Face à la résistance croissante des vecteurs du paludisme aux insecticides, le développement de nouvelles stratégies de lutte est devenu urgent. L’utilisation de la bactérie endosymbiotique Asaia apparait comme une alternative prometteuse pour le contrôle paratransgénique des vecteurs du paludisme.

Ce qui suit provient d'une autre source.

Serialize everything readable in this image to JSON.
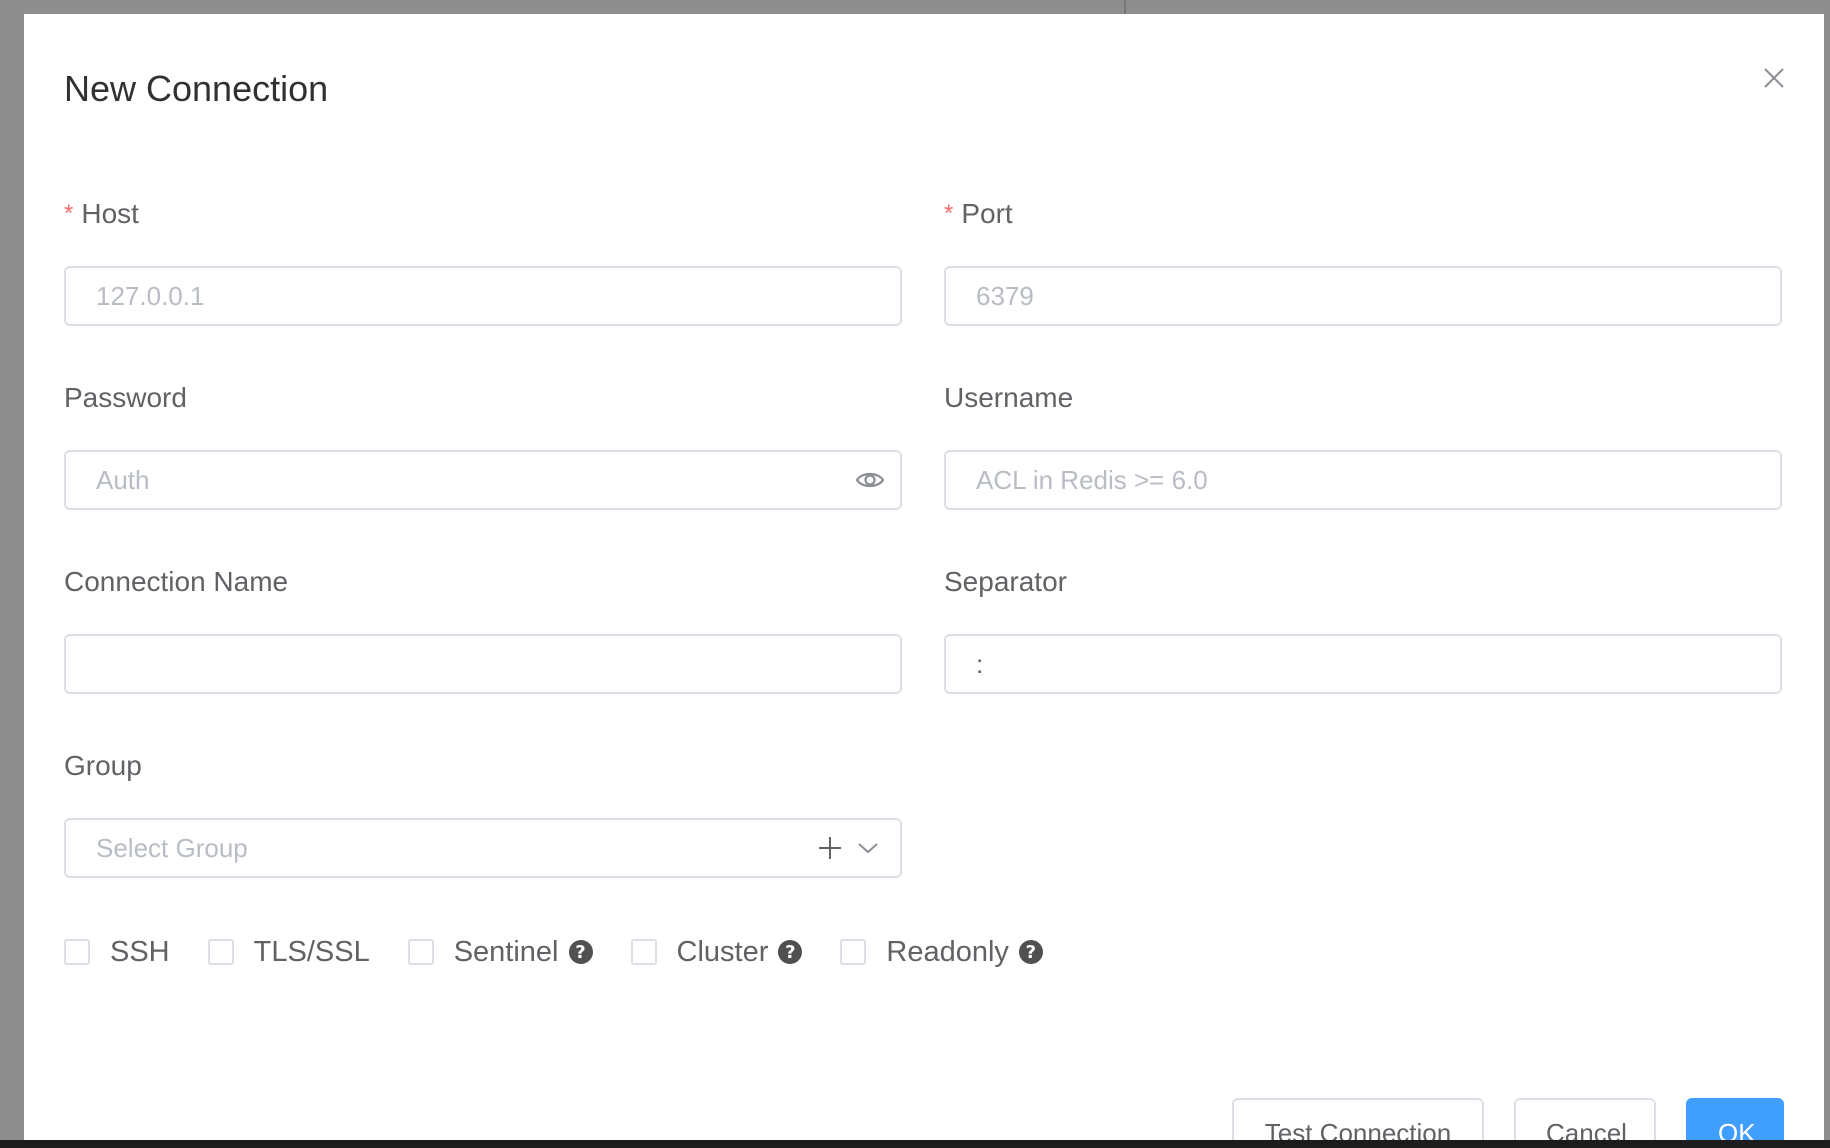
{
  "dialog": {
    "title": "New Connection"
  },
  "fields": {
    "host": {
      "label": "Host",
      "placeholder": "127.0.0.1",
      "value": "",
      "required": true
    },
    "port": {
      "label": "Port",
      "placeholder": "6379",
      "value": "",
      "required": true
    },
    "password": {
      "label": "Password",
      "placeholder": "Auth",
      "value": ""
    },
    "username": {
      "label": "Username",
      "placeholder": "ACL in Redis >= 6.0",
      "value": ""
    },
    "connection_name": {
      "label": "Connection Name",
      "placeholder": "",
      "value": ""
    },
    "separator": {
      "label": "Separator",
      "placeholder": "",
      "value": ":"
    },
    "group": {
      "label": "Group",
      "placeholder": "Select Group",
      "value": ""
    }
  },
  "required_mark": "*",
  "options": {
    "ssh": {
      "label": "SSH",
      "checked": false
    },
    "tls": {
      "label": "TLS/SSL",
      "checked": false
    },
    "sentinel": {
      "label": "Sentinel",
      "checked": false,
      "help": true
    },
    "cluster": {
      "label": "Cluster",
      "checked": false,
      "help": true
    },
    "readonly": {
      "label": "Readonly",
      "checked": false,
      "help": true
    }
  },
  "help_glyph": "?",
  "footer": {
    "test_label": "Test Connection",
    "cancel_label": "Cancel",
    "ok_label": "OK"
  },
  "colors": {
    "primary": "#409eff",
    "required": "#f56c6c",
    "border": "#dcdfe6",
    "label": "#606266",
    "placeholder": "#b8bcc4"
  },
  "icons": {
    "close": "close-icon",
    "password_toggle": "eye-icon",
    "group_add": "plus-icon",
    "group_dropdown": "chevron-down-icon",
    "help": "question-circle-icon"
  }
}
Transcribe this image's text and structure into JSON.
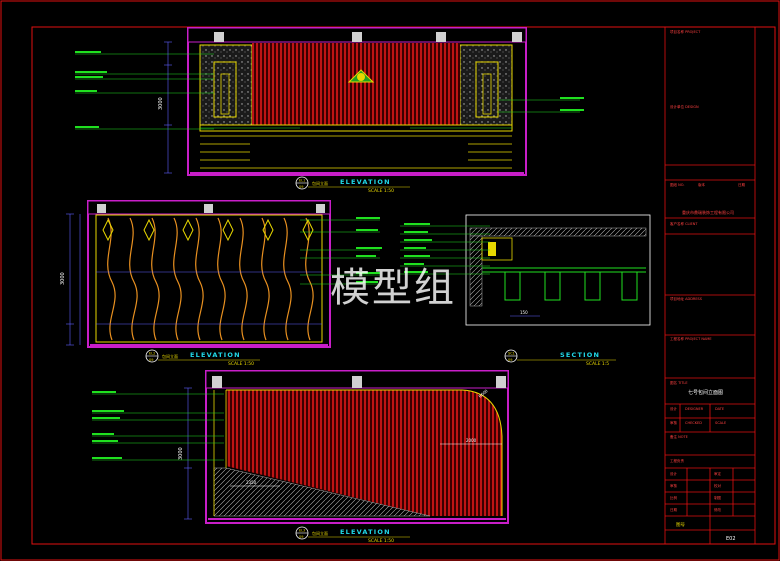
{
  "watermark": "模型组",
  "colors": {
    "frame": "#e01010",
    "wall": "#c81ec8",
    "panel": "#d01818",
    "yellow": "#e8d800",
    "green": "#20e020",
    "cyan": "#20d8e8",
    "white": "#ffffff",
    "dim": "#6060ff"
  },
  "elevations": [
    {
      "id": "E1",
      "callout": "EL1",
      "ref": "09",
      "title": "ELEVATION",
      "scale": "SCALE 1:50"
    },
    {
      "id": "E2",
      "callout": "EL2",
      "ref": "09",
      "title": "ELEVATION",
      "scale": "SCALE 1:50"
    },
    {
      "id": "E3",
      "callout": "EL3",
      "ref": "09",
      "title": "ELEVATION",
      "scale": "SCALE 1:50"
    }
  ],
  "section": {
    "callout": "SC1",
    "ref": "09",
    "title": "SECTION",
    "scale": "SCALE 1:5"
  },
  "dims": {
    "e1_height": "3000",
    "e2_height": "3000",
    "e3_height": "3000",
    "e3_width": "2000",
    "e3_radius": "R600",
    "e3_bottom": "2350",
    "sec_width": "150"
  },
  "title_block": {
    "company": "重庆市鼎瑞装饰工程有限公司",
    "drawing_name": "七号包间立面图",
    "sheet_no": "E02",
    "sheet_label": "图号",
    "version": "修改",
    "scale_label": "比例",
    "date_label": "日期",
    "design_label": "设计",
    "check_label": "审核"
  }
}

Cette réflexion est la raison d’être de l’étude réalisée par Grace Maffo Tatsinkou. Cette dernière se donne pour mission d’évaluer la prévalence et la transmission maternelle de Asaia dans la population naturelle de moustiques Anophèles au Cameroun. Dans le cadre de ses travaux, les moustiques Anophèles ont été collectés dans huit localités présentant différents reliefs à travers le Cameroun : Mibellon, Gounougou, Bankeng Elende, Elon, Obout, Mangoum et Tibati. Le test PCR (Réaction de polymérisation en chaine) réalisé sur un gène spécifique à l’Acide Ribonucléique (ARN) ribosomique 16S de Asaia, et les échantillons positifs ont été confirmés par séquençage Sanger suivi d’une analyse phylogénétique. La transmission verticale d’Asaia a également été évaluée en détectant par PCR la présence d’Asaia chez les moustiques F1 descendant de femelles F0 Asaia positives.
Au total, 895 moustiques ont été collectés et la présence d’Asaia a été évaluée. Une prévalence d’infection à Asaia de 43 % (384) a été observée chez les espèces An. coluzzii, An. arabiensis, An. funestus et An. gambiae. Cette prévalence était variable en fonction des localités et des espèces d’Anophèles. Elle pourrait s’expliquer par l’existence des voies de transmission hétérogènes, notamment l’alimentation sur les fleurs, les gites de reproduction et les événements de dissémination horizontale et verticale. Par exemple, les taux d’infections les plus élevés d’Asaia ont été observés à Elon, Elende et Obout, qui sont tous situés dans la région forestière. Ce taux d’infection pourrait être attribué à l’abondance de plantes réservoirs et des gîtes larvaires. L’analyse phylogénétique a révélé que Asaia du Cameroun est génétiquement proche des souches isolées dans d’autres parties du monde. De plus, sept variantes de séquence nucléotidique ont été trouvées avec une faible diversité génétique (π = 0,00241) et une faible diversité de variantes de séquence nucléotidique (Hd = 0,481). Enfin, la transmission verticale d’Asaia a été détectée à une haute fréquence (gamme de 42,5 à 100%). Cette étude fournit des preuves préliminaires de la circulation d’Asaia dans les vecteurs du paludisme au Cameroun. La prédominance d’un variant de séquence nucléotidique chez toutes les espèces de moustiques suggère la faisabilité d’une approche de contrôle paratransgénique via la bio-ingénierie d’Asaia dans les vecteurs du paludisme. Ces données fournissent des informations de base importantes pour développer des stratégies potentielles en explorant la possibilité de les utiliser pour le contrôle du paludisme.